Dans la Vie qui sourd en moi, et dans cette Matière qui me supporte, je trouve mieux
encore que Vos dons....
c'est VOUS même que je rencontre...
VOUS qui me faites participer à Votre Être...et qui me pétrissez...
Vraiment,
dans la régulation et la modulation initiale de ma force vitale...
dans le jeu favorablement continu des causes secondes...
je touche d'aussi près que possible les deux faces de Votre Action Créatrice... .
je rencontre et je baise vos deux merveilleuses mains: celle qui saisit si profondément
qu'elle se confond en nous avec les sources de la Vie...et celle qui embrasse si largement
que, sous la moindre de ses pressions, tous les ressorts de l'Univers se plient
harmonieusement à la fois.
Par leur nature même , ces bienheureuses
passivités que sont pour moi la volonté d'être...le goût d'être tel ou tel...et
l'opportunité de me réaliser à mon goût, sont chargés de Votre influence...une
influence qui m'apparaîtra plus distinctement, bientôt, comme l'Energie organisatrice du Corps Mystique...

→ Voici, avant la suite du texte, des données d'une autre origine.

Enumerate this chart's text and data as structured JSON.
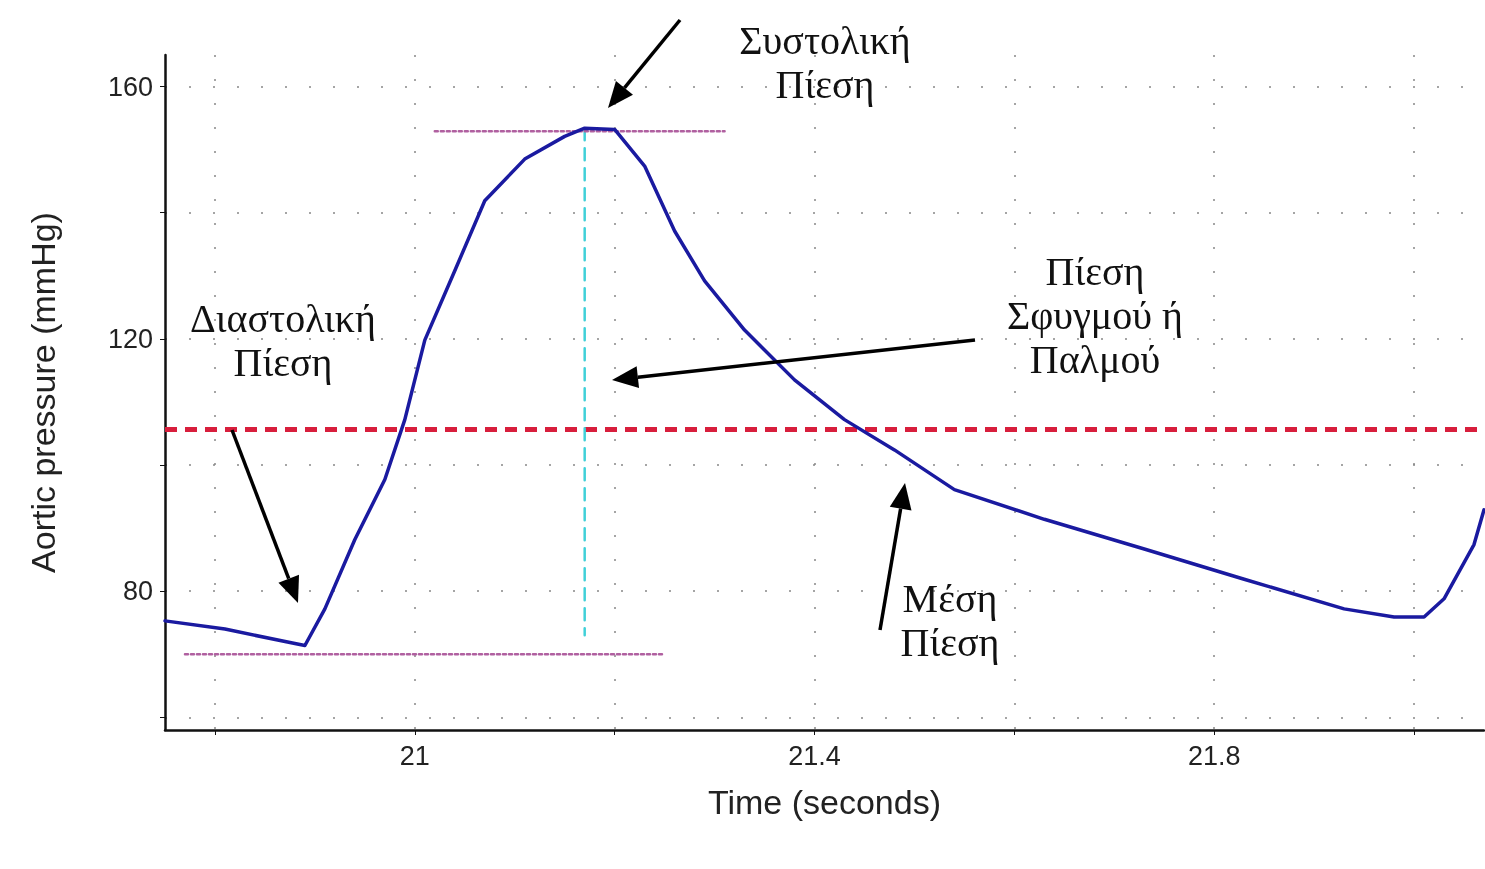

Pour communier avec Vous en elles, d'une communion fontale ... la Communion aux sources de
la Vie... je n'ai qu'à Vous reconnaître en elles...et à Vous demander d'être de Plus en Plus..."
AMEN !
( le milieu Divin)
"VOUS êtes Jésus,
le résumé et le faîte de toute perfection humaine et cosmique...
Pas un trait de beauté...pas un charme de bonté...pas un élément de force, qui ne
trouve en VOUS son expression épurée et son couronnement...
Quand je Vous possède...je tiens vraiment ramassée en un seul
objet la réunion idéale de tout ce que l'Univers peut donner et faire rêver...
La saveur unique de Votre Être admirable a si bien extrait et synthétisé les goûts les
plus exquis que la Terre contienne et suggère, que nous pouvons maintenant, suivant nos
désirs, les trouver l'un après l'autre, indéfiniment en VOUS,
ô Pain qui renfermez toute délectation !
Plénitude Vous-même de l'être créé -
plenitudo entis creati- Vous êtes aussi Jésus, la Plénitude de mon être personnel
- plenitudo entis mei- et celle de tous les vivants qui acceptent Votre
domination.
En VOUS et en VOUS SEUL, comme dans un abîme sans bornes, nos puissances
peuvent se lancer et se détendre...donner leur pleine mesure, sans se heurter à aucune
limite...plonger dans l'Amour et dans l'Abandon avec certitude de ne trouver dans Vos
profondeurs l'éceuil d'aucun défaut... le fond d'aucune petitesse... le courant d'aucune
perversion...
Par VOUS et par VOUS SEUL, objet total et approprié de nos affections...Energie Créatrice qui sondez le secret de nos coeurs et le mystère de nos accroissemnents.. . notre âme est éveillée... sensibilisée... agrandie... jusqu'à la limite extrême de ses latences...
Sous VOTRE influence et VOTRE INFLUENCE SEULE enfin, l'enveloppe d'isolement organique et d'égoïsme volontaire qui sépare les monades, se fond, éclate, et la foule des âmes se précipite vers l'Union nécessaire à la maturité du Monde...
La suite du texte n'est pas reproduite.